Initial Influencers were high profile social media personalities: vloggers, bloggers and those with many thousands of followers. The initial appeal was due to their ‘realness’ and believability. Like celebrity ambassadors before them, these new stars were paid to showcase products via their social media presence. Millennials, with their penchant for interactive marketing and passion for lifestyle coverage, bought into this new way of showing products in situ. However, if authenticity was the driving force here, some initial incidents lead to disillusionment: for instance, Scarlett Dixons infamous Listerine post on Instagram (@Scarlettlondon), which was vilified by its target due to its ‘faux authenticity’ and the clearly staged nature of the post. New regulations and guidelines were quickly brought in[1] to ensure any paid sponsorship is made clear to the consumer with Paid Partnership, (ad) and #spp are now a regular sight on Instagram, even where the subject matter posted is not obviously showcasing a particular product or brand.

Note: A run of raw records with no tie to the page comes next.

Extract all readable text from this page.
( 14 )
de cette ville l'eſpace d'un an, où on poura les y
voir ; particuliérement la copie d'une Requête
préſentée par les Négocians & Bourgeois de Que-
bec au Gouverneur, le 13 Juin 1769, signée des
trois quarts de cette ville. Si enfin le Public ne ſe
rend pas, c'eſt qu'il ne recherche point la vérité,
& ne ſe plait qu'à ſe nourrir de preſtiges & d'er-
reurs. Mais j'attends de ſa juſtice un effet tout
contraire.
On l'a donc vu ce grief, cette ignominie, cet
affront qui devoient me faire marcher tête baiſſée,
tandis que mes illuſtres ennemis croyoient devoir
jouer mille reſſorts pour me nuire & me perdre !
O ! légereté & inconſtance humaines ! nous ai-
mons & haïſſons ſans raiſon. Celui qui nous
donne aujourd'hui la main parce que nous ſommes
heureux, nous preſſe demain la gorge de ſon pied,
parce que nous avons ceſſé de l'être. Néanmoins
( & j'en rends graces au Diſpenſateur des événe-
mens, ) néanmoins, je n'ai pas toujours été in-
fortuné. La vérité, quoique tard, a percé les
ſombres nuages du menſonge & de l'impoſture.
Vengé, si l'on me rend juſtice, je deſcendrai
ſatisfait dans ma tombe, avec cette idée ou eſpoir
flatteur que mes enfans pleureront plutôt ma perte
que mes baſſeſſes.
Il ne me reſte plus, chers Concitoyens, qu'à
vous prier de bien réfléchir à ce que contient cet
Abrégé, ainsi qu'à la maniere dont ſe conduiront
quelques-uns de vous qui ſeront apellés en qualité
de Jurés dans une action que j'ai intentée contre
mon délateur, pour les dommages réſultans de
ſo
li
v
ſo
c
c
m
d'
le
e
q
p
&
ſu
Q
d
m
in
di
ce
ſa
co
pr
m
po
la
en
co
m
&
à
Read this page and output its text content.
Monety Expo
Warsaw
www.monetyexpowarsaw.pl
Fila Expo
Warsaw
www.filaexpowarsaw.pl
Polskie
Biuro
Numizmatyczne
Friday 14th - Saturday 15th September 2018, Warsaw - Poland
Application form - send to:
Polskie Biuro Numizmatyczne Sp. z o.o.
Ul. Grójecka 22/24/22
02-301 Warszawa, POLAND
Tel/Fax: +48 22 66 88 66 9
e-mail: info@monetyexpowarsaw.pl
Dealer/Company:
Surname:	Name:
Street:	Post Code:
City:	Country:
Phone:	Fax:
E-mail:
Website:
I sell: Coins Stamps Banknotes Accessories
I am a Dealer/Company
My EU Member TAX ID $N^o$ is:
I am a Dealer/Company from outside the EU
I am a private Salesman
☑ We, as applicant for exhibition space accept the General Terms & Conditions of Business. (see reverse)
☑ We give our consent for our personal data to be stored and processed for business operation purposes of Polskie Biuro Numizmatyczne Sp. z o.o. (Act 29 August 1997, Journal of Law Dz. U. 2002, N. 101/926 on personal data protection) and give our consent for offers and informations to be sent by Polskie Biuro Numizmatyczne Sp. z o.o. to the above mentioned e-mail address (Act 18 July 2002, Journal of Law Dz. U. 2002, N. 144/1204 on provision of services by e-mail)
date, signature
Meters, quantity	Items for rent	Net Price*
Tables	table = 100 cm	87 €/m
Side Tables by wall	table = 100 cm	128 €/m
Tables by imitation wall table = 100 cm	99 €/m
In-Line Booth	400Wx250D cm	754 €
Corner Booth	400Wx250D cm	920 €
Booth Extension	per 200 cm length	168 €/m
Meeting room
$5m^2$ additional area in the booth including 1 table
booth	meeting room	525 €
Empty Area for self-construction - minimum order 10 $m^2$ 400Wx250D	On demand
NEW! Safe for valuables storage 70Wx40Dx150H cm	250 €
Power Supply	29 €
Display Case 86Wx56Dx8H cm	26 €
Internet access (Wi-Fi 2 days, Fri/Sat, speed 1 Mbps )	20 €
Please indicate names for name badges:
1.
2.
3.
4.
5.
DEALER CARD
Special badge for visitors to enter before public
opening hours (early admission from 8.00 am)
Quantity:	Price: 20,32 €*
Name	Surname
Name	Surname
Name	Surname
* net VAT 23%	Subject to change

As authenticity seems to be at the heart of an Influencers success, it is not surprising that brands have moved away from real people with large followings such as Zoella, to those with fewer, but closer and more genuine connections. Brands are now turning to regular customers to act as Influencers for each other, leading to the rise of the Nano Influencer[2], and creating communities of ‘real people’ to test and promote their products as brand ambassadors. Brands such as Pixie, lookfantastic and Winky Lux use such consumer communities, offering exclusive membership, VIP invites, advance launches of products as a ‘sweetener’ rather than formal pay, and as the forums and communities are carefully watched and curated, the brand retains the ability to remove negative content and keep things positive. Other brands seek to engage Market Mavens, who are wised-up consumers with knowledge about, and engagement with, a category to act as educators to their peers. As digital natives aspire to being Influencers, some brands have set up paid ‘squads’. These receive a salary and have contractual obligations around content volume and keeping things positive. Entry into one such paid community, the Sephora squad, is highly prized, and involves a stringent application process.
But do Influencers work? Research from Defy in 2016 showed more than half the Millennials studied wouldn’t mind watching an advert from their favourite Influencer. Millennials also favour interactive advertising, so by using Influencers, brands can bring a product or promotion to life. Generation Z, perhaps the most marketing-sceptical generation yet, may be harder to convince on authenticity, and one bad Influencer can derail a whole generation’s trust in a brand. Who knows where the Influencer marketplace will go next, as marketeers seek out those with smaller and smaller fan-bases. Maybe in the search for more and more intimate and ‘trustworthy’ influencers, we go full circle and go offline, returning to good old fashioned word of mouth and personal recommendations as the main influencing factor. Whatever happens next, it is clear that the need for brands and companies to connect at a personal, and consequently, emotional level, in a climate of informational overload, means that Influencers are most likely here to stay.
[1] CMA guidelines introduced in January 2019
[2] Nano = 1K – 5K followers. Micro = 5K – 20K. Mid-tier 20K – 100K. Macro 100K – 1M. Mega = >5M followers.